The Bee's Jeremy B. White reports: "Politically potent tobacco bills have not advanced to Gov. Jerry Brown a week after California legislators passed them, for now delaying the tobacco industry’s strategy to exact revenge with a referendum campaign."

 

"As lawmakers rounded up votes for measures hailed by public health advocates as the toughest in years – including bills to raise the tobacco-buying age to 21, to regulate electronic cigarettes as tobacco products, and to allow cities and counties to place local tobacco tax increases on the ballot – tobacco industry lobbyists issued a pointed threat. "

 

Proposition 47 is failing to hit it's projected marks, earning $30 million for state rehabilitation programs as opposed to the expected $100 million that was previously suggested.

 

Annie Gilbertson reports in KPCC: "Proposition 47 has resulted in the release of more than 4,500 people from prison, but advocates warn the state may not deliver on the promise of increased drug rehabilitation and mental health funding."

 

"Why?"

 

"There's a serious disagreement in Sacramento over how much money the prison system saved because of the sentencing reform measure.

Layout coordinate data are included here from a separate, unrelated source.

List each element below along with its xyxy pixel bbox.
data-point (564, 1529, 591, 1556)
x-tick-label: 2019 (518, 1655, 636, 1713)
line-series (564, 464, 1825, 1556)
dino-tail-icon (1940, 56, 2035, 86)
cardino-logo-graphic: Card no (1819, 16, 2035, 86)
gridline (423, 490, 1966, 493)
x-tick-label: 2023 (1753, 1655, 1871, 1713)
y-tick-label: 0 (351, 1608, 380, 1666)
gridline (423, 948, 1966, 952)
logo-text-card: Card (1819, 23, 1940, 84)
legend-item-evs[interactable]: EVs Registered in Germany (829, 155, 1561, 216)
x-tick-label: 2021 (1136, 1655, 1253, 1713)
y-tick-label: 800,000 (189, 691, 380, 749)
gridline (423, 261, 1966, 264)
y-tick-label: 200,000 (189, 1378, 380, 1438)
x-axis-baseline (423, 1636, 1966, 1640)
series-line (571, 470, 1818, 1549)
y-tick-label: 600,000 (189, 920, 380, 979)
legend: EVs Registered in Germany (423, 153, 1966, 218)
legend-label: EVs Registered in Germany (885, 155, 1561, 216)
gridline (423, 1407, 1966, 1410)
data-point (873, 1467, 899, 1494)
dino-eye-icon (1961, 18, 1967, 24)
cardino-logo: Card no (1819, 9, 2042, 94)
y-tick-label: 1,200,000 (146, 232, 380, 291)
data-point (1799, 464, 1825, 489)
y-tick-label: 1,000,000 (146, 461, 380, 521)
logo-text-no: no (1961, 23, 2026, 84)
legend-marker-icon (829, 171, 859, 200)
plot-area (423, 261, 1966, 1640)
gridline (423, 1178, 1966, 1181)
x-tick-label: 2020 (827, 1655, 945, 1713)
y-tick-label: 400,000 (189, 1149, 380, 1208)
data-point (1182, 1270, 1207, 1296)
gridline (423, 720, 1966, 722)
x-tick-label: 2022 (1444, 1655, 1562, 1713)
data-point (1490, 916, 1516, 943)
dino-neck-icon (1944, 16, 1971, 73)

The legislature will have to settle that dispute as budget talks continue through the spring. "

 

L.A.'s mayor has successfully established a non-profit program that uses private sector resources to fund civic programs.

 

LAT's Peter Jamison reports: "A nonprofit created by Los Angeles Mayor Eric Garcetti to advance civic initiatives raised $14.6 million in its first full year of operation, less than a third of which it has spent, according to tax records filed recently with the federal government."

 

"The Mayor's Fund for Los Angeles, which Garcetti modeled on a similar nonprofit established by former New York City Mayor Michael Bloomberg, submitted its tax return last week for the fiscal year ended that ended in June."

 

"The tax return, along with the fund's annual report, show an enviable first year of fundraising for a startup organization in a region where competition for philanthropic dollars can be fierce."

 

It's Friday and time to pick our choice for the person who had the Worst Week in California, #WorstWeekinCA, and we've got a good one: Dave Hardt, BART's chief mechanical officer. With BART's trains idled and chaos everywhere in the system, it's safe to say Dave had a very bad week, indeed.

 

"The silver lining is that this is no longer intermittent. All of the cars are failing in the exact same way,” said Dave Hardt, BART’s chief mechanical officer. “The recovery of the fleet is going to take months. A lot of that is parts, some is elbow grease,” Hardt told the Chronicle.